The imaginary unit is denoted by i(lower-case "eye") in MATLAB. So, to assign 5+3i to a, enter
a = 5 + 3*i
Enter the following complex numbers in your worksheet:
a = 5 + 3i
b = 2 - 4i
c = - 3 + i
d = - 2 - 4i
Enter the following lines of MATLAB code, and describe what each of the MATLAB commands does. Check by trying with a number different from a.
real(a)
imag(a)
abs(a)
conj(a)
The angle function needs special attention. Enter each of the following:
angle(a)
angle(b)
angle(c)
angle(d)
What is the range of the angle function? Describe carefully what the angle function does.
It is often useful to consider complex numbers
in their polar form (Theta, R).
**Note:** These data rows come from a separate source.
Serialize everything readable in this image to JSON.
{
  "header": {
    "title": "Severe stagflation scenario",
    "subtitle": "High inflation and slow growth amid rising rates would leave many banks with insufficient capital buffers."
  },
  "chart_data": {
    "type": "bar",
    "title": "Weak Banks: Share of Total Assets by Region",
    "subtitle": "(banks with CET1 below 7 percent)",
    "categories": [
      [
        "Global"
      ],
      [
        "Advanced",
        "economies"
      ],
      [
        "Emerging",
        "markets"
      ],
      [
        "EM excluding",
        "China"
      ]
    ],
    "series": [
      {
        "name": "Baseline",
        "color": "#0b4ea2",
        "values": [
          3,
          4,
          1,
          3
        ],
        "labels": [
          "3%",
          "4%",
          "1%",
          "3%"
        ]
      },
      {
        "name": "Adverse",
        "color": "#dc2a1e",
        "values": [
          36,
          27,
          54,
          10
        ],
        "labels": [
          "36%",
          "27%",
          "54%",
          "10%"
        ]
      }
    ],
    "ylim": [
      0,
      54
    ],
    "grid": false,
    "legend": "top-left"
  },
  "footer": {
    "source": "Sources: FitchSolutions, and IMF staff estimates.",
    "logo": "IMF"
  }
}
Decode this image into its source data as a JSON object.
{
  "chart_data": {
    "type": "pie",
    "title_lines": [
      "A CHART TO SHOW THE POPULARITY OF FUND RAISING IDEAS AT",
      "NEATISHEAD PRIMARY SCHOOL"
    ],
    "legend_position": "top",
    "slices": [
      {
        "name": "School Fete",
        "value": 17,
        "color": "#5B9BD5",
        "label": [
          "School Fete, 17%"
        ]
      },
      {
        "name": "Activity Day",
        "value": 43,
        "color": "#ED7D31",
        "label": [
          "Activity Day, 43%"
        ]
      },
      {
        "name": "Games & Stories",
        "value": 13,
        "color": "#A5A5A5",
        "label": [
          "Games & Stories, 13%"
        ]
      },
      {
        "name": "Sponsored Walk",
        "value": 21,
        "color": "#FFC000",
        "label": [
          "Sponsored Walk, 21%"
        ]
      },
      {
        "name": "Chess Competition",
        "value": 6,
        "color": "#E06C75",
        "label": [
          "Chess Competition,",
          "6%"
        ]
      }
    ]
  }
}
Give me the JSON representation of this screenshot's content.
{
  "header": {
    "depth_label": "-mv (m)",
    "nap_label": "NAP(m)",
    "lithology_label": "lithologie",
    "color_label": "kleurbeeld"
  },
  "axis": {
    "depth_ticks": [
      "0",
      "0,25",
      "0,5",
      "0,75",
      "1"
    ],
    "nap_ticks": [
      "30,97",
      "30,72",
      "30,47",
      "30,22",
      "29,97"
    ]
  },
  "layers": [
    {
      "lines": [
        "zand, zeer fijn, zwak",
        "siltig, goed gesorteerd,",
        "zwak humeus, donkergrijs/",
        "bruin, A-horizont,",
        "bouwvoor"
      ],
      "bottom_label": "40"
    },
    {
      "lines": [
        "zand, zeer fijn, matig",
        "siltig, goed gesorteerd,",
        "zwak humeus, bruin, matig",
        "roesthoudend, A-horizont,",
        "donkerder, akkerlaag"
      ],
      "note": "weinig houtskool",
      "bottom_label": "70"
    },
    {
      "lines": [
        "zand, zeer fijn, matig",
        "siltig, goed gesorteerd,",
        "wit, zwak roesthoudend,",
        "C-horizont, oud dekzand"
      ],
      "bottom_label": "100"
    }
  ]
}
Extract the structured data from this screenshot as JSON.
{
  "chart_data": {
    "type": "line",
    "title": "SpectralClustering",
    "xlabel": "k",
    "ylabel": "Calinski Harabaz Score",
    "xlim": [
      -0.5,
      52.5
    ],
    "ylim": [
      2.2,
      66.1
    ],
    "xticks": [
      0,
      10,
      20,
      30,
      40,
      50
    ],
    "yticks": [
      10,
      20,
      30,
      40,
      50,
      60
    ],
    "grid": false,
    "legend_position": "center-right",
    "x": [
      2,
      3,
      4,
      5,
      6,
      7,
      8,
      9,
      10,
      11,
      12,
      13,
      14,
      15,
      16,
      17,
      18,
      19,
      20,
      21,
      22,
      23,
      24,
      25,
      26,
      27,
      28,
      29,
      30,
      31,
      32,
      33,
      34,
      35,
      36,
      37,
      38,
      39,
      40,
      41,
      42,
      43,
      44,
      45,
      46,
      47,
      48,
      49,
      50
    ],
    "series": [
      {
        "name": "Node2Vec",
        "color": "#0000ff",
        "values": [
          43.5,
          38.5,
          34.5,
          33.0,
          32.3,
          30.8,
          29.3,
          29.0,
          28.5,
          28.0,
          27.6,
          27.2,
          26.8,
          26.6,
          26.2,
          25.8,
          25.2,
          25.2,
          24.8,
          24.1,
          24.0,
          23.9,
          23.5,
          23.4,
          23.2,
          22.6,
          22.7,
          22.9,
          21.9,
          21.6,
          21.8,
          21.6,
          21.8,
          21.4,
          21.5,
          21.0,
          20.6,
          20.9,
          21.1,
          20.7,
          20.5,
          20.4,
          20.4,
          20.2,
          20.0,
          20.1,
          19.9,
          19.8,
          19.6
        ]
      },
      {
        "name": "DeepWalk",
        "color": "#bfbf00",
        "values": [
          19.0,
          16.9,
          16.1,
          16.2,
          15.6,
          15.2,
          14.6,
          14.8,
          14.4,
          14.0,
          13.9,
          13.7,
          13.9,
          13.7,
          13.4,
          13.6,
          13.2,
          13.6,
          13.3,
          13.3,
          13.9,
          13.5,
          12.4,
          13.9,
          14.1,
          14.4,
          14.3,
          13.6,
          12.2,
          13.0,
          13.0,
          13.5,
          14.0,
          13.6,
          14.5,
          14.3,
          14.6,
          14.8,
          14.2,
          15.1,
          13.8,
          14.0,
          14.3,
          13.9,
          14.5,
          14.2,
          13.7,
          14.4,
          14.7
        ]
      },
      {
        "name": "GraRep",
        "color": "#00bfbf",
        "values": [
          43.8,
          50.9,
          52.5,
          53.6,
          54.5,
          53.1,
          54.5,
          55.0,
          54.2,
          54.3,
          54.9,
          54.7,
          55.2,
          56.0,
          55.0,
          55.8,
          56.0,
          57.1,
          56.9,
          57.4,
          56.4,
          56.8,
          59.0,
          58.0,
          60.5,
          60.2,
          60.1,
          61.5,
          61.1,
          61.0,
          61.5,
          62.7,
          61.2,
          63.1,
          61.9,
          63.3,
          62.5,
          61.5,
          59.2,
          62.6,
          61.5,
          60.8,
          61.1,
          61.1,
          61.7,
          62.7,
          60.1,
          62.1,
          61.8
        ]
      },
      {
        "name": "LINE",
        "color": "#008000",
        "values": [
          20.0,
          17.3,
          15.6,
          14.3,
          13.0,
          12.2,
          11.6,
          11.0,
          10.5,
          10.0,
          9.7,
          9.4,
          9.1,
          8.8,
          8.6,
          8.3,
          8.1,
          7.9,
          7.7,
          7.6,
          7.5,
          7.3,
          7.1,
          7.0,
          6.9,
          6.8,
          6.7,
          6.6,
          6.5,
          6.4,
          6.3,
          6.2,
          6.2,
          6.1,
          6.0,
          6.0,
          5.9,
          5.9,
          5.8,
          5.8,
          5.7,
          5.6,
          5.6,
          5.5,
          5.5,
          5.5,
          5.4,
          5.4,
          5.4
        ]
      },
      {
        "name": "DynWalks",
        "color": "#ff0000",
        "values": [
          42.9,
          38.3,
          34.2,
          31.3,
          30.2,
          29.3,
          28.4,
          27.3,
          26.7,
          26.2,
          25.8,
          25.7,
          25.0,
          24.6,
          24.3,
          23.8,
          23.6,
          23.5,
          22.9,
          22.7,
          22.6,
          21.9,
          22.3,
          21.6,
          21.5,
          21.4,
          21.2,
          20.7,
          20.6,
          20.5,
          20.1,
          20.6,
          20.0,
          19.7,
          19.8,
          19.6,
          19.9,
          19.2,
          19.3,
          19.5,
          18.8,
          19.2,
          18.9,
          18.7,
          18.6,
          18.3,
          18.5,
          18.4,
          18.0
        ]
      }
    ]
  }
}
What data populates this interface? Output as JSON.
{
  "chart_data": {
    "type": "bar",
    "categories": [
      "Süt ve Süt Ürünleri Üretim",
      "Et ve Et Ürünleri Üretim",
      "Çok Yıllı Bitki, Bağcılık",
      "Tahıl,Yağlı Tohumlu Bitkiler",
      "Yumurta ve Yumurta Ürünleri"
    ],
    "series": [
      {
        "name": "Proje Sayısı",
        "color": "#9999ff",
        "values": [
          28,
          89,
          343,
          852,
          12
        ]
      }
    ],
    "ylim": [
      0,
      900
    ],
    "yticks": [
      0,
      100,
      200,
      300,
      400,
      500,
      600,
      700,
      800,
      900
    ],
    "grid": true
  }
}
The built-in MATLAB function "cart2pol" converts
cartesian coordinates (x,y) to polar coordinates (Theta,R).
Let's convert the complex number a from above to its polar form.
Enter:
[Theta_a, R_a] = cart2pol( real(a), imag(a) )
Repeat this for b to get [Theta_b, R_b].
The built-in MATLAB
function "pol2cart" converts polar coordinates (Theta,R) to cartesian coordinates (x,y).
Let's see if we can recover our original a. Enter:
[x, y] = pol2cart(Theta_a, R_a);
new_a = x + y*i
Repeat this for [Theta_b, R_b] to get the original b back.
Calculate the polar form of a*b.
How is the polar form of the product related to the polar forms of the factors?